A non-obvious way to help revitalize low-income neighborhoods: Eliminate cash bail

The factors leading to both the devitalization and revitalization of places are too numerous to count, and interwoven in too complex a manner to full understand.

So, community leaders and policymakers tend to focus on what’s relatively simple and obvious: renewing buildings, public spaces, and infrastructure. That’s if the local citizens are lucky. If they’re unlucky, their public leaders will focus on busywork that gives the illusion of productive activity, while never taking the risk of failure by doing something “real”.

The endless cycle of planning efforts that result in plans that never leave the bookshelf is a prime example, as are tax incentive programs designed to attract businesses, but without any strategy to turn those businesses into actual revitalization.

But the human side of revitalization is often lost in all this focus on money and engineering. It’s common knowledge that children without effective parenting are more likely to join gangs.

More gangs equals more violence and crime. More violence and crime equals reduced confidence in the future of a place. Reduced confidence in the future means more people and employers will leave, and fewer will move in. That, in turn, further reduces confidence in the future of the place, creating a negative feedback loop that can send communities down the tube in remarkably little time.

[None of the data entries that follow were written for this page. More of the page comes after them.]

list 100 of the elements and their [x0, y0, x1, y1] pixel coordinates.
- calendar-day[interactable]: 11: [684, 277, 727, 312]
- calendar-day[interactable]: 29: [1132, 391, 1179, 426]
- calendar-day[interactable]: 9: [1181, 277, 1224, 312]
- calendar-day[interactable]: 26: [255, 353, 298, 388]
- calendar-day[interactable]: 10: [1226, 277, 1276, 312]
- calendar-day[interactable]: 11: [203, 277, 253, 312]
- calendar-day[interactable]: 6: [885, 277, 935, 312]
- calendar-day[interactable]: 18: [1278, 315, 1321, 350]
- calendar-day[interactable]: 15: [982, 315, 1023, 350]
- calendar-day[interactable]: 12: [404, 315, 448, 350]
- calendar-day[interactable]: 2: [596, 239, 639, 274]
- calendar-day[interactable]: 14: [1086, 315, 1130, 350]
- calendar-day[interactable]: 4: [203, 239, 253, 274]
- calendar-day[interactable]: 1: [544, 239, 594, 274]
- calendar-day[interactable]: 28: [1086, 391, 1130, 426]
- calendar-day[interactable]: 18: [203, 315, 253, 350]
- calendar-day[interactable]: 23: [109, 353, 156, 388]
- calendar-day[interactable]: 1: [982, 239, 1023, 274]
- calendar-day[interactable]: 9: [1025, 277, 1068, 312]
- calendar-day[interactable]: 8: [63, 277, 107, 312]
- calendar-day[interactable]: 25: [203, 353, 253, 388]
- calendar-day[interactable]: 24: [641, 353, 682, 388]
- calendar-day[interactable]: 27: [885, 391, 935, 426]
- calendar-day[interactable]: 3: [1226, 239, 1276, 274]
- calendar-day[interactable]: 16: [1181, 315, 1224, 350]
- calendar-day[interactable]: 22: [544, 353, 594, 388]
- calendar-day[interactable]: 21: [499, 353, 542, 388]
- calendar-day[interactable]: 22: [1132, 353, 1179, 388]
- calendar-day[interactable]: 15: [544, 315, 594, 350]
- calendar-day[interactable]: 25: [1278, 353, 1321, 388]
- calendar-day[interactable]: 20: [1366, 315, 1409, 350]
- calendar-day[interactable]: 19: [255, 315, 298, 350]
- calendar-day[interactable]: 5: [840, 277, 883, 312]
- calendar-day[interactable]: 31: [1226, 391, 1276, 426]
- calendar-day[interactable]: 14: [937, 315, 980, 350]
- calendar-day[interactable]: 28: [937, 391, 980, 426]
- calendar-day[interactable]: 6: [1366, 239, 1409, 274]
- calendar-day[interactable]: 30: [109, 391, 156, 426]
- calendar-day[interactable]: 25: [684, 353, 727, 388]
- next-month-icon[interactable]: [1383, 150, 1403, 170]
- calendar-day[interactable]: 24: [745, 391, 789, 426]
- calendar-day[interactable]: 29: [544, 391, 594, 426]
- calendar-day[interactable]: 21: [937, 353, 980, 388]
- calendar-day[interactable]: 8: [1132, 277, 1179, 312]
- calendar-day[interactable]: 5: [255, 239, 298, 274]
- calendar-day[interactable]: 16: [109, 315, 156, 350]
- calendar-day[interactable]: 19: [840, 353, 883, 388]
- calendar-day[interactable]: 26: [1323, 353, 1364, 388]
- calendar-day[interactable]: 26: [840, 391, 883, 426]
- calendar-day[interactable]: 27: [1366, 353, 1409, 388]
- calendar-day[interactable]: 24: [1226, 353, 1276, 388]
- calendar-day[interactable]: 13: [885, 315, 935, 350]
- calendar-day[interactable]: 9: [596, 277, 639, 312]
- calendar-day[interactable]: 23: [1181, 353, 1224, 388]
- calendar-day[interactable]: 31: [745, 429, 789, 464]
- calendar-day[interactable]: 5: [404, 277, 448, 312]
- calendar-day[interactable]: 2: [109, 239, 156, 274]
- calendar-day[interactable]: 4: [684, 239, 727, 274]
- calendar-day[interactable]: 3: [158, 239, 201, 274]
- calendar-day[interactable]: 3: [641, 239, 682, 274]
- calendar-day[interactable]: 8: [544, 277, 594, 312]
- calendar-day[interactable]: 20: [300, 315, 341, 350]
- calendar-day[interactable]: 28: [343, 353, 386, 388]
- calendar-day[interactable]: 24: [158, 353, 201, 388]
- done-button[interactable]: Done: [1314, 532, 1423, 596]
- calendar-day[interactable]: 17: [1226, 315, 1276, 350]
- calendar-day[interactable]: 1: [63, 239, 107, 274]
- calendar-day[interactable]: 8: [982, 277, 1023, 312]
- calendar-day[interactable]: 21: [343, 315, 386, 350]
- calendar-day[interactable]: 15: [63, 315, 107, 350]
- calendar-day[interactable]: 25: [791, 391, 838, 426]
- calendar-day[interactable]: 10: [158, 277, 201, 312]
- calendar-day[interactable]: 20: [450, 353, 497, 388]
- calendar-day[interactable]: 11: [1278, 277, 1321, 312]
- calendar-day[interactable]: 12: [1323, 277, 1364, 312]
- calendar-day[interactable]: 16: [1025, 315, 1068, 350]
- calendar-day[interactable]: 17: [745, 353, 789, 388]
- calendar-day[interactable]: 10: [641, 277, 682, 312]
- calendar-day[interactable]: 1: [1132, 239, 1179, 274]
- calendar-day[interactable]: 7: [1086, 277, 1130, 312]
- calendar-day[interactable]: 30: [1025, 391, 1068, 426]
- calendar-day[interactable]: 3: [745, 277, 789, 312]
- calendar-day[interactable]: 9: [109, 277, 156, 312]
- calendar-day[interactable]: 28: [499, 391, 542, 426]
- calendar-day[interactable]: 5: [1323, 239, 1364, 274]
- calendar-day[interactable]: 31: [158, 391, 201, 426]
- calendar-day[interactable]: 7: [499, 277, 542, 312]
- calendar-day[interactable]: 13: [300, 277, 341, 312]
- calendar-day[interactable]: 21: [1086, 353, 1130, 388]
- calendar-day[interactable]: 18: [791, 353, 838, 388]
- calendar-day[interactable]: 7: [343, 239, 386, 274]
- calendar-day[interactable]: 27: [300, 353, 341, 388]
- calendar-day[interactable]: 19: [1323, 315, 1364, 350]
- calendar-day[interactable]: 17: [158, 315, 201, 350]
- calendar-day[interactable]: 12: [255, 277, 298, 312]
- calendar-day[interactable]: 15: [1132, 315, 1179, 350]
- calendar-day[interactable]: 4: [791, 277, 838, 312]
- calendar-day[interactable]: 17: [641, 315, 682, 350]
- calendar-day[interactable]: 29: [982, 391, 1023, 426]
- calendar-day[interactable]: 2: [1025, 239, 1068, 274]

So, at this point, you might be lamenting the poor quality of parents that leaves these kids unattended, but the local justice system is actually one of the major culprits.

At any one time in this country, about 450,000 people are behind bars awaiting trial, and the vast majority of these people — 5 out of 6 — are there simply because they cannot afford the bail a judge has set for them.

Bail was originally intended as a deposit to ensure that an accused person would return to court. But in recent years, judges have been setting bail higher and higher. Between 1992 and 2009 there was a 43 percent increase, after adjusting for inflation, in the amount of bail imposed in felony cases in the 75 largest counties in the U.S.

The overall effect is that people who have not been convicted of any crime are increasingly filling America’s jails. Ninety-five percent of the growth in the overall jail inmate population in the U.S. since 2000 was just people in jails awaiting trial. Poor people, people of color, and people with certain disabilities are more likely to be held in jail before trial and to be assigned high bail amounts, and thus face a greater likelihood that they’ll end up with a criminal conviction.

Even worse, about 50% have been jailed on “junk charges” that are dismissed as soon as the case comes to trial. And a significant percentage of those that go to trial are found innocent. Meanwhile, weeks or months in jail have robbed the person of their job, their home, and often their family.

It’s no surprise then, that when given the chance plead guilty to something they didn’t do in order to avoid both jail and being separated from their children, most parents will take it. But take away the threat of jail, and a huge portion of the guilty pleas magically disappear.

Everyone knows that America’s money-based legal system, which dispenses “justice” in direct proportion to the arrested person’s income, is in need of a top-to-bottom renovation. And don’t get me (Storm) started on the for-profit prison industry.

But eliminating cash bail is a relatively simple fix that could be enacted without significant expense.

Doing so would help avoid the unnecessary destruction of both families and low-income neighborhoods. We would likely see such neighborhoods slowly coming back to life when this nightmarish practice is eliminated. Sometimes, it’s not what we do that revitalizes places, but what we stop doing.

In Les Misérables, Jean Valjean’s life is ruined when he gets a 19-year jail sentence for stealing a loaf of bread to feed his sister’s starving children. There are desperate American mothers in jail for that same offence right now, simply because they can’t post a $500 bail bond.